Suppose you have a compact set $\Omega \subset \mathbb{R}^n$ partitioned as $\Omega = \bigcup_{j=1}^n \Omega_j$ with that $\Omega_i \cap \Omega_j = \emptyset$ if $i \neq j$. Define for $y_1,\ldots y_n \in \mathbb{R}$
$$ s = \sum_{j=1}^n y_j \chi_{A_j} $$
(Essentially a simple function on $\Omega$). I was wondering if there's. Suppose also $m$ is the Lebeasgue measure. I wonder if the following problem
$$ E(f) = \frac{1}{2}\int_{\Omega} (f-s)^2dm $$
Has solution with $f$ continuous. A first attempt I did was to use the Euler Lagrange equations, but this gives me $f = s$ which isn't necessarily continuous. Apart from this attempt I believe I could for example use the Stone-Weirstrass theorem, which would give me a dense subspace in $C(\Omega)$ and maybe look for the solution there. I think however I can still use the Euler Lagrange equations somewhat but maybe I need to better impose the constraint like
$$ \left\{ \begin{array}{l} \text{minimize} \;E(f) \\ s.t. \;\;f \in C(\Omega) \end{array} \right. $$
But I cannot think of a way (at least amongs the tools I know) that would enable me to solve the problem.

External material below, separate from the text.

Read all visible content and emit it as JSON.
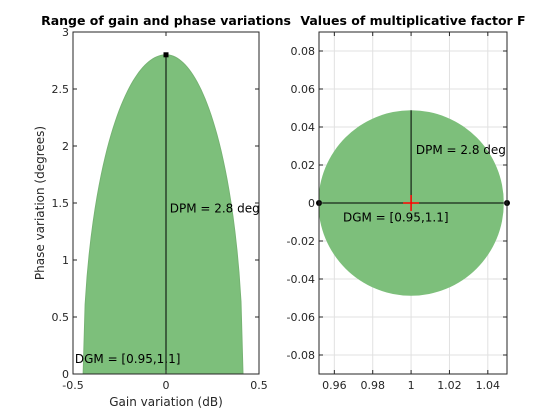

Can anyone suggest something to look up maybe?
You can approximate $s$ arbitrarily by a continuous piecewise linear function. for instance, let the function be $y_j$ on $\Omega_j$ except on an arbitrarily small subset of it so that it can jump linearly into the other $y_j$'s (this is not rigorous but you should be able to make this more precise; this is just an outline). So the infimum of $E$ is $0$. Now suppose there exists a continuous $f$ such that $E(f) = 0$. This would imply $f=s$ almost everywhere. Reorder the $y_j's$ s.t. $y_1\le y_2 \le...\le y_n$. At least two of them are not equal (otherwise s would be continuous). WLOG name them $y_1$ and $y_2$. Then for $\epsilon$ small enough $f^{-1}((y_1+\epsilon,y_2-\epsilon))$ is an open set by continuity of $f$ and hence the integral over this set of $(f-s)^2$ is strictly positive, leading to a contradiction. Note that I assumed $f$ attains the value of $y_1$ and $y_2$ (hence the above open set is nonempty by the intermediate value theorem) since $f$ must equal $s$ almost everywhere and I'm assuming $\Omega_j$'s have positive measure. If they do not I leave it to you to modify the argument.